Although the first exploration of the circles began in the 1920s, research on the phenomenon was shelved for decades. Kennedy, a professor specializing in Roman Near East archeology at the University of Western Australia, is now bringing these mysterious structures back to the public eye.
Since he began taking aerial photographs of the structures a decade ago, Kennedy has identified 12 Big Circles in Jordan, one in Syria, and two in southeastern Turkey. Kennedy and his colleagues make the photographs available on their Aerial Photographic Archive for Archeology in the Middle East (APAAME) website.
While often crude in construction shape, many of the circles are “clearly intended to be geometrically precise,” Kennedy wrote in a 2013 article published in the German journal, “Zeitschrift für Orient- Archäologie.”
Containing low walls of uncut boulders, most of the circles are between a few meters and about 50 meters in diameter, though some are as big as 100 meters in diameter, Kennedy wrote. A few surround some sort of megalithic structures, but most are empty in the middle and “their purpose is unclear,” the article said.
Dating the circles remains problematic since there is often material present from the Early Bronze Age (4500-2000 BCE), though many have material from the later Roman period (1st century BCE to 7th century CE). Most of the circles are found in desert or semi-desert conditions, but three were discovered in areas with clear evidence of ancient agriculture, Kennedy wrote.

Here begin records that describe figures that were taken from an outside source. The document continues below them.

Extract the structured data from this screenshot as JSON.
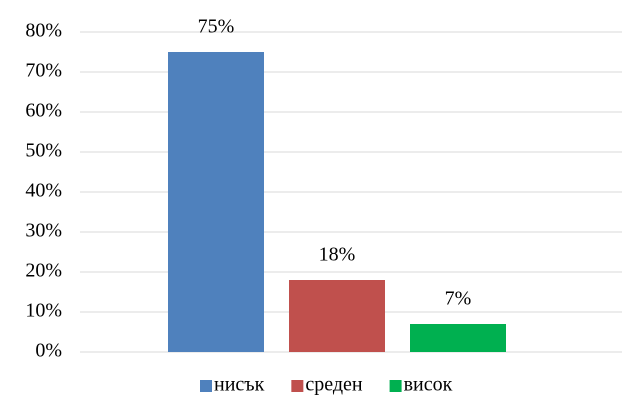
{
  "chart_data": {
    "type": "bar",
    "categories": [
      null
    ],
    "series": [
      {
        "name": "нисък",
        "color": "#4f81bd",
        "values": [
          75
        ],
        "value_labels": [
          "75%"
        ]
      },
      {
        "name": "среден",
        "color": "#c0504d",
        "values": [
          18
        ],
        "value_labels": [
          "18%"
        ]
      },
      {
        "name": "висок",
        "color": "#00b050",
        "values": [
          7
        ],
        "value_labels": [
          "7%"
        ]
      }
    ],
    "ylim": [
      0,
      80
    ],
    "yticks": [
      {
        "value": 0,
        "label": "0%"
      },
      {
        "value": 10,
        "label": "10%"
      },
      {
        "value": 20,
        "label": "20%"
      },
      {
        "value": 30,
        "label": "30%"
      },
      {
        "value": 40,
        "label": "40%"
      },
      {
        "value": 50,
        "label": "50%"
      },
      {
        "value": 60,
        "label": "60%"
      },
      {
        "value": 70,
        "label": "70%"
      },
      {
        "value": 80,
        "label": "80%"
      }
    ],
    "grid": true,
    "legend": "bottom"
  }
}
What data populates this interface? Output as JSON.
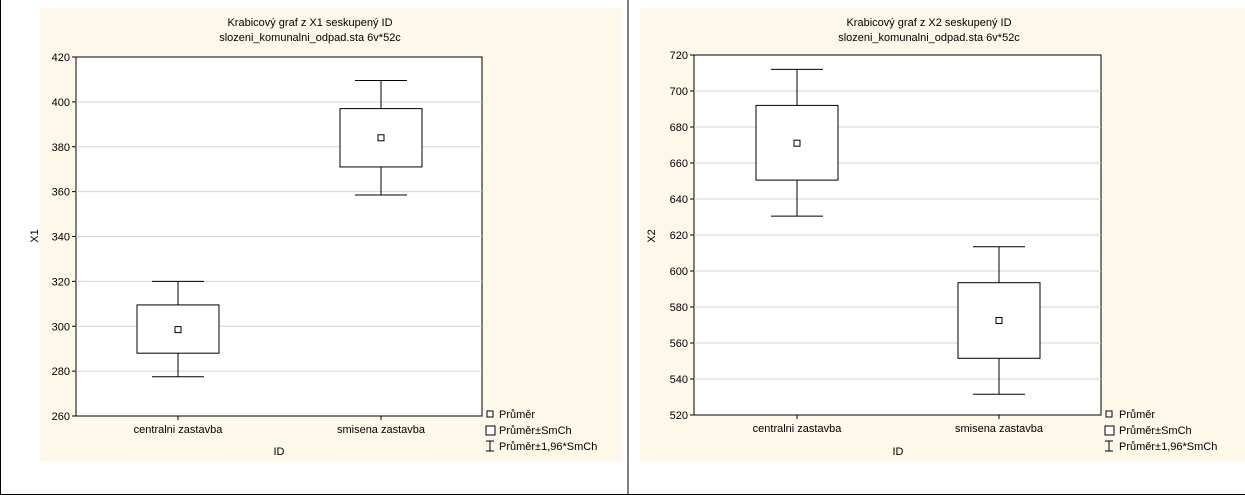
{
  "colors": {
    "panel_bg": "#fdf8e9",
    "plot_bg": "#ffffff",
    "grid": "#d4d4d4",
    "ink": "#000000"
  },
  "legend": {
    "mean": "Průměr",
    "mean_se": "Průměr±SmCh",
    "mean_ci": "Průměr±1,96*SmCh"
  },
  "chart_data": [
    {
      "type": "box",
      "title": "Krabicový graf z X1 seskupený ID",
      "subtitle": "slozeni_komunalni_odpad.sta 6v*52c",
      "xlabel": "ID",
      "ylabel": "X1",
      "ylim": [
        260,
        420
      ],
      "yticks": [
        260,
        280,
        300,
        320,
        340,
        360,
        380,
        400,
        420
      ],
      "grid": true,
      "legend_position": "bottom-right",
      "categories": [
        "centralni zastavba",
        "smisena zastavba"
      ],
      "mean": [
        298.5,
        384
      ],
      "mean_minus_se": [
        288,
        371
      ],
      "mean_plus_se": [
        309.5,
        397
      ],
      "mean_minus_1_96se": [
        277.5,
        358.5
      ],
      "mean_plus_1_96se": [
        320,
        409.5
      ]
    },
    {
      "type": "box",
      "title": "Krabicový graf z X2 seskupený ID",
      "subtitle": "slozeni_komunalni_odpad.sta 6v*52c",
      "xlabel": "ID",
      "ylabel": "X2",
      "ylim": [
        520,
        720
      ],
      "yticks": [
        520,
        540,
        560,
        580,
        600,
        620,
        640,
        660,
        680,
        700,
        720
      ],
      "grid": true,
      "legend_position": "bottom-right",
      "categories": [
        "centralni zastavba",
        "smisena zastavba"
      ],
      "mean": [
        671,
        572.5
      ],
      "mean_minus_se": [
        650.5,
        551.5
      ],
      "mean_plus_se": [
        692,
        593.5
      ],
      "mean_minus_1_96se": [
        630.5,
        531.5
      ],
      "mean_plus_1_96se": [
        712,
        613.5
      ]
    }
  ]
}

Describing in great detail the varying properties of each Big Circle, the professor concluded that there is “little doubt of a pattern involving large enclosures of a very similar size, often set out with great precision and without any apparent breaks in the low surrounding walls.” The precision in the wall structure indicates that the circles likely were not used as animal pens and probably were not associated with hunting, according to Kennedy.

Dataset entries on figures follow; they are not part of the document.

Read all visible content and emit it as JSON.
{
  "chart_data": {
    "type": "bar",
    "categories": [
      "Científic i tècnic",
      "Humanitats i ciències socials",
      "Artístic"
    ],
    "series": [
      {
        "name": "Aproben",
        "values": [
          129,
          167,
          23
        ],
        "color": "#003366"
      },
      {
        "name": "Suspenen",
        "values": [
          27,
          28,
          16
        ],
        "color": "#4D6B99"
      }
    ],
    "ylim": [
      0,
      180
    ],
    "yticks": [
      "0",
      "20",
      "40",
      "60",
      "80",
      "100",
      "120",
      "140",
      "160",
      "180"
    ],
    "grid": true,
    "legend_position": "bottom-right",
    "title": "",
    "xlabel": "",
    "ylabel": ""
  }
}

He pointed out, however, that all of the Jordanian Big Circles are associated with major routes – either the north-south routes of western Jordan or the route from the Hauran through Azraq to the interior of northern Arabia.
While an aerial reconnaissance can discover previously unidentified sites, provide accurate mapping information and allow some degree of interpretation, Kennedy concluded that such photography cannot substitute for ground work.
“This discussion is inevitably inconclusive,” he wrote.
Though Jordan’s Big Circles are spread throughout the country, some sit relatively close to Israel, with circles J5 and J6 just east of Jordan’s ancient city of Petra and J8 due south, according to a map in Kennedy’s article. Petra is about 30 kilometers directly east of the Israeli Arava Desert moshav of Paran.
With this in mind, as well as the fact that one circle was discovered some 300 kilometers away in Syria, The Jerusalem Post asked Kennedy whether such circles also might exist in Israel’s deserts.
“Until just a few years ago, the only Big Circles known were in Jordan,” Kennedy said. “The discovery of one in west-central Syria and of a certain example in southeast Turkey raises the prospect of there being more in that same wider area.”
But, he said, while there is “no reason why there should not have been a Big Circle in Israel or in Palestine, Israeli archaeologists have explored the landscape more thoroughly and would have found any if they survived.”
He added, however, that he “would not be surprised to hear of the discovery of others in at least the Hedjaz and probably more in Syria.”
Circular structures do exist in Israeli archeology, such as the Rujm el-Hiri megalithic monument of several concentric circles in the Golan Heights, but it remains unclear if any such empty, lone “Big Circles” have ever been identified throughout Israel’s history.